Reputation: 175
I use Hibernate and want to query for entities by their natural identifier. However, it seems not to be possible to have natural ids on subtypes. I have two classes A and B where B extends A:
class A {
long id;
}
class B extends A {
String naturalId;
}
A
is mapped in Hibernate with its own identifier. B
is mapped as joined subclass. However, it is not possible to map the natural identifier of B
in Hibernate because the mapping of B
is a subclass mapping.
Why is it not possible to have a natural identifier on the subclass B
? Note that I don't want Hibernate to generate my database schema, I just want to have natural ids for fast cache hits.
Is there a way/a best practice to have natural ids on subtypes for fast second level cache querying?
Upvotes: 1
Views: 922
Reputation: 3731
According to 13.3. Entity inheritance and second-level cache mapping:
As of Hibernate ORM 5.3, you can now override a base class @Cacheable or @Cache definition at subclass level.

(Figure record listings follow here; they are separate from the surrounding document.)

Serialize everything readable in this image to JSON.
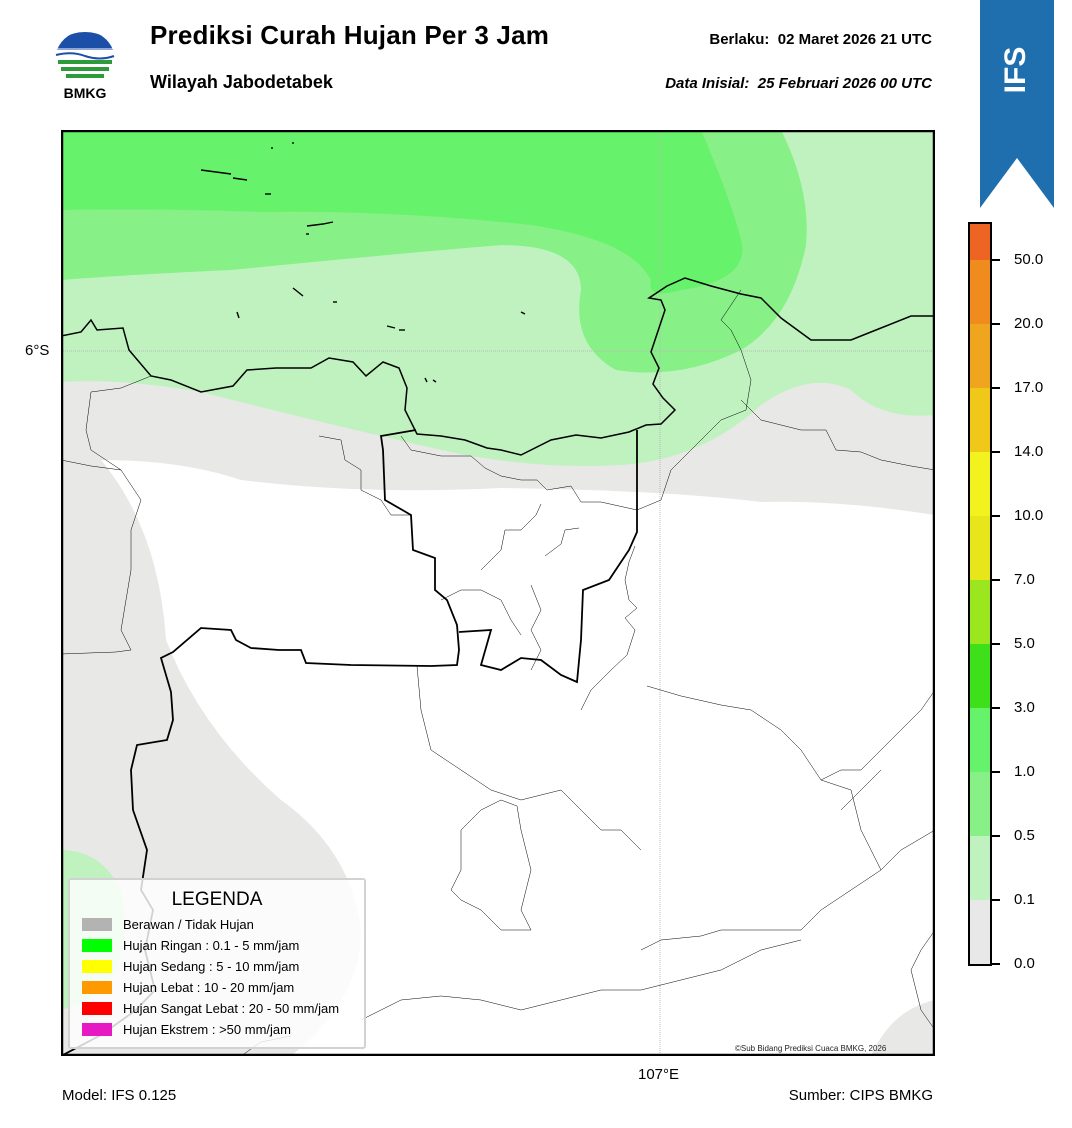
{
  "header": {
    "logo_text": "BMKG",
    "title": "Prediksi Curah Hujan Per 3 Jam",
    "subtitle": "Wilayah Jabodetabek",
    "valid_label": "Berlaku:",
    "valid_value": "02 Maret 2026 21 UTC",
    "init_label": "Data Inisial:",
    "init_value": "25 Februari 2026 00 UTC",
    "ribbon_text": "IFS"
  },
  "map": {
    "lat_label": "6°S",
    "lon_label": "107°E",
    "copyright": "©Sub Bidang Prediksi Cuaca BMKG, 2026"
  },
  "legend": {
    "title": "LEGENDA",
    "items": [
      {
        "label": "Berawan / Tidak Hujan",
        "color": "#b3b3b3"
      },
      {
        "label": "Hujan Ringan : 0.1 - 5 mm/jam",
        "color": "#00ff00"
      },
      {
        "label": "Hujan Sedang : 5 - 10 mm/jam",
        "color": "#ffff00"
      },
      {
        "label": "Hujan Lebat : 10 - 20 mm/jam",
        "color": "#ff9900"
      },
      {
        "label": "Hujan Sangat Lebat : 20 - 50 mm/jam",
        "color": "#ff0000"
      },
      {
        "label": "Hujan Ekstrem : >50 mm/jam",
        "color": "#e619c3"
      }
    ]
  },
  "colorbar": {
    "ticks": [
      "0.0",
      "0.1",
      "0.5",
      "1.0",
      "3.0",
      "5.0",
      "7.0",
      "10.0",
      "14.0",
      "17.0",
      "20.0",
      "50.0"
    ],
    "colors": [
      "#e8e8e8",
      "#bff2bf",
      "#87f087",
      "#67f26b",
      "#3ee01a",
      "#9be61e",
      "#e6e61a",
      "#f2f21e",
      "#f0c81a",
      "#f0a51e",
      "#f08c1e",
      "#ee6422",
      "#e61e1e",
      "#e619c3"
    ]
  },
  "footer": {
    "model": "Model: IFS 0.125",
    "source": "Sumber: CIPS BMKG"
  }
}
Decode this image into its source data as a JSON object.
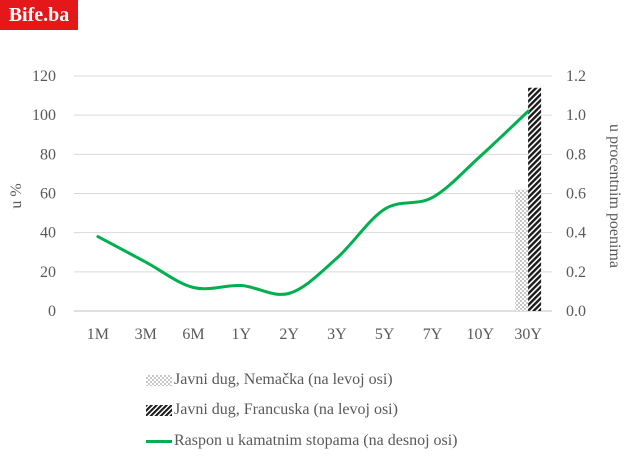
{
  "brand": {
    "logo_text": "Bife.ba"
  },
  "chart_data": {
    "type": "line",
    "categories": [
      "1M",
      "3M",
      "6M",
      "1Y",
      "2Y",
      "3Y",
      "5Y",
      "7Y",
      "10Y",
      "30Y"
    ],
    "y_left": {
      "label": "u %",
      "ticks": [
        "0",
        "20",
        "40",
        "60",
        "80",
        "100",
        "120"
      ],
      "range": [
        0,
        120
      ]
    },
    "y_right": {
      "label": "u procentnim poenima",
      "ticks": [
        "0.0",
        "0.2",
        "0.4",
        "0.6",
        "0.8",
        "1.0",
        "1.2"
      ],
      "range": [
        0,
        1.2
      ]
    },
    "series": [
      {
        "name": "Javni dug, Nemačka (na levoj osi)",
        "kind": "bar",
        "axis": "left",
        "pattern": "checker",
        "values": [
          null,
          null,
          null,
          null,
          null,
          null,
          null,
          null,
          null,
          62
        ]
      },
      {
        "name": "Javni dug, Francuska (na levoj osi)",
        "kind": "bar",
        "axis": "left",
        "pattern": "hatch",
        "values": [
          null,
          null,
          null,
          null,
          null,
          null,
          null,
          null,
          null,
          114
        ]
      },
      {
        "name": "Raspon u kamatnim  stopama (na desnoj osi)",
        "kind": "line",
        "axis": "right",
        "color": "#00b050",
        "values": [
          0.38,
          0.25,
          0.12,
          0.13,
          0.09,
          0.27,
          0.52,
          0.58,
          0.79,
          1.02
        ]
      }
    ],
    "grid": true,
    "legend_position": "bottom"
  }
}
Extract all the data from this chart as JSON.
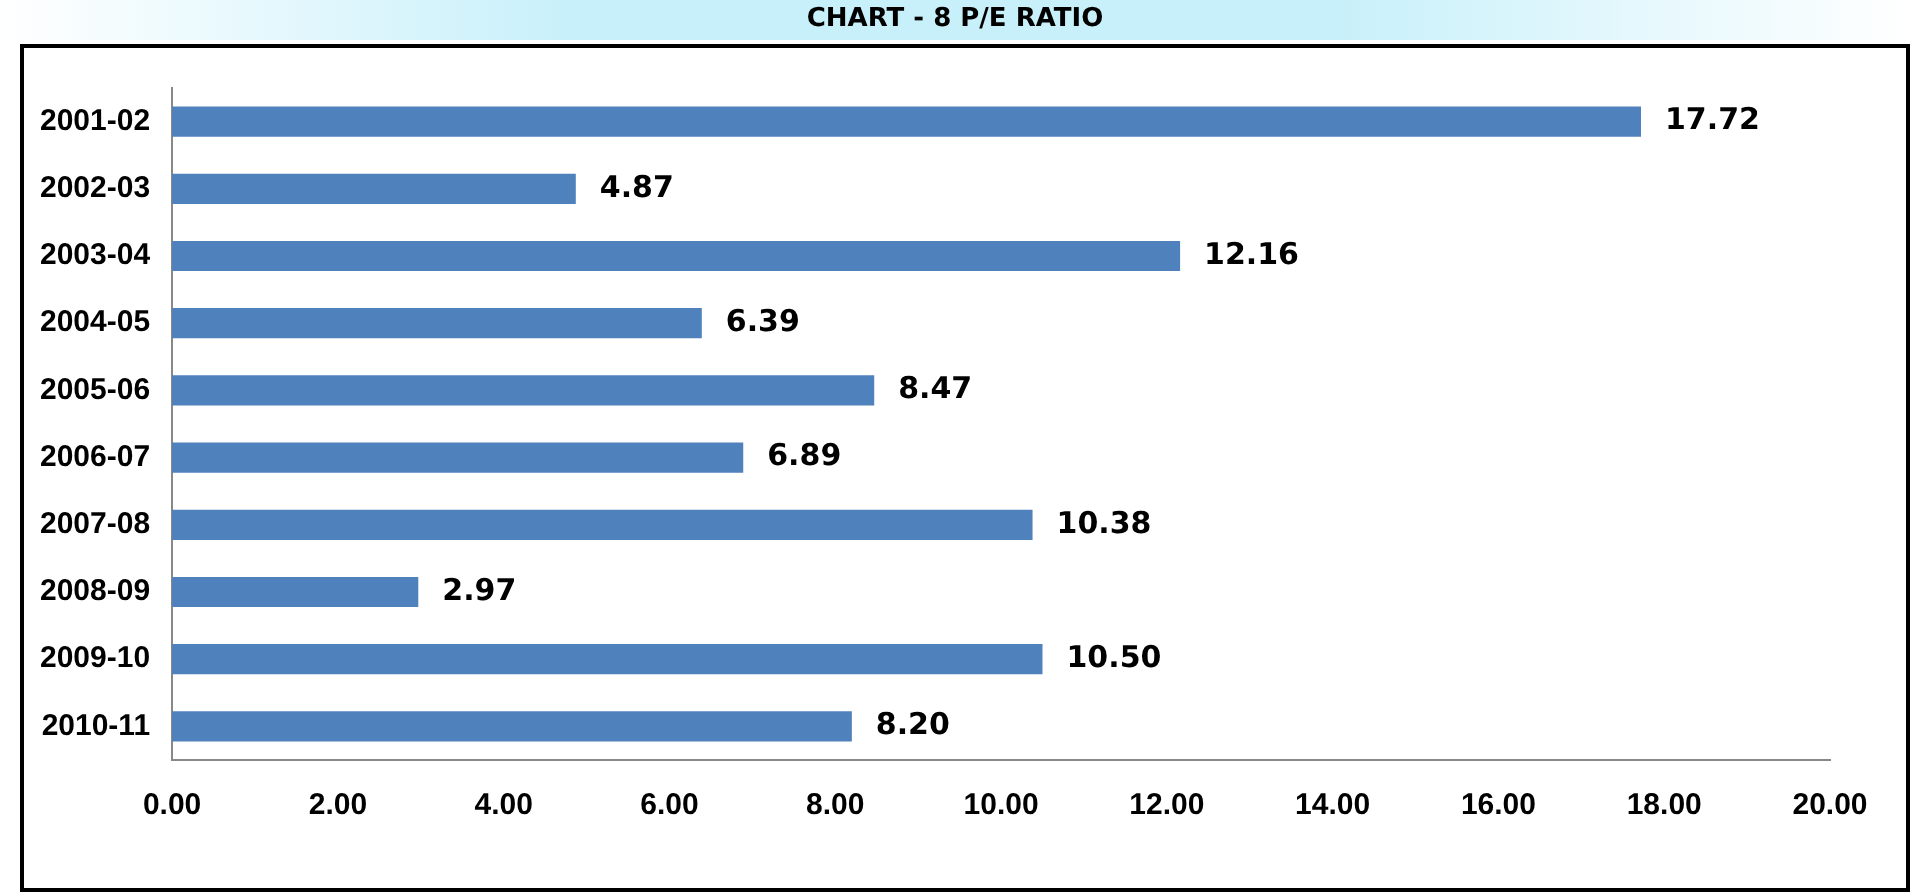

so you might have a chance by resetting the caching annotations on B
.
I never tried it so please confirm the solution with a comment.
Upvotes: 0
Reputation: 154200
NaturalId only make sense for base classes, because you can't retrieve a sub-class without the base class info.
Let's say you could map map both the base class and the sub-class with a natural-id:
class A {
long id;
String baseId;
}
class B extends A {
String naturalId;
}
A a = session.bySimpleNaturalId( A.class ).load( "abc" );
If the entity we retrieve if of type B, it's not clear which of the natural-id variants will be used.
You can't fetch a sub-class without getting the base-class info. So when you load a Sub-class from cache, the associated base-class info is retrieved as well. Therefore you could have the base class store the natural-id, or simply use the primary key for caching.
You can update the natural-id, although a business key should be immutable. For mutable natural-ids you need to use the mutable attribute.